Wonder if the trams are better protected

Running Windows XP!

Badly Drunk Boy

begbysback wrote: »

That was a decoy, while the law are checking all the buses for a suspect I’ll be in the helicopter and driving my new car.

The helicopter sounds like a good idea initially, but it's only a matter of time before the rotors get tangled in the Luas tracks. I've said it before and I'll say it again: Luas helicopters are a bad idea.

Rawr

From the title I thought that someone had hacked into an actual Luas, and was now driving it around Dublin like a little cyber-hooligan.

...I'm a little disappointed....

s4uv3

I'm still sickened that I didn't buy any cheap bitcoins :rolleyes:

900913

MarkR wrote: »

I wonder what their disaster recovery procedure is. Or if they have one.

Never mind, seems to be back up.
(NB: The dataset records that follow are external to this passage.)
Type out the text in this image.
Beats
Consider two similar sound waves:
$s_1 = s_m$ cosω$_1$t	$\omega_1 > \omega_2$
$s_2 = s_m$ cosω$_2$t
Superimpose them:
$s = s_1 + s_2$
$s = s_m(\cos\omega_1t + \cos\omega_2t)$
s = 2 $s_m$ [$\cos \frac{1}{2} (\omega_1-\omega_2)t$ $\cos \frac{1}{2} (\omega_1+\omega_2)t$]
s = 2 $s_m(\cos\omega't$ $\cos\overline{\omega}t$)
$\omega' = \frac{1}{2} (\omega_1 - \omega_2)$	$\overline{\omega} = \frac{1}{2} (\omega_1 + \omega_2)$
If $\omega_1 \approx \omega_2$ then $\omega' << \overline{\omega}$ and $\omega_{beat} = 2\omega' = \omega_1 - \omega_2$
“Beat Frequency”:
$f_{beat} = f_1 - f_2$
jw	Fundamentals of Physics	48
Looks like they were able to scrub the live site and restore from a backup.

Restoring from a backup would put the original vulnerability back onto the website.

MarkR

900913 wrote: »

Restoring from a backup would put the original vulnerability back onto the website.

Would hope they'd patch in test environment before hand.

Eire Go Brach

Phishing email is how they got hacked.
Backups got encrypted to.
They were Russian hackers and Transdev paid between 30 and 50 thousand.

They kept upping it. Eventually Transdev told them to fook of literally. Turned into a bit of stand off. Nervous wait for Transdev. But the keys arrived a few hours later.

Atlantic Dawn

Sets a bad precident paying them, only encourages it. I suppose lesson learnt and additional security measures will be in place so it doesn't happen again.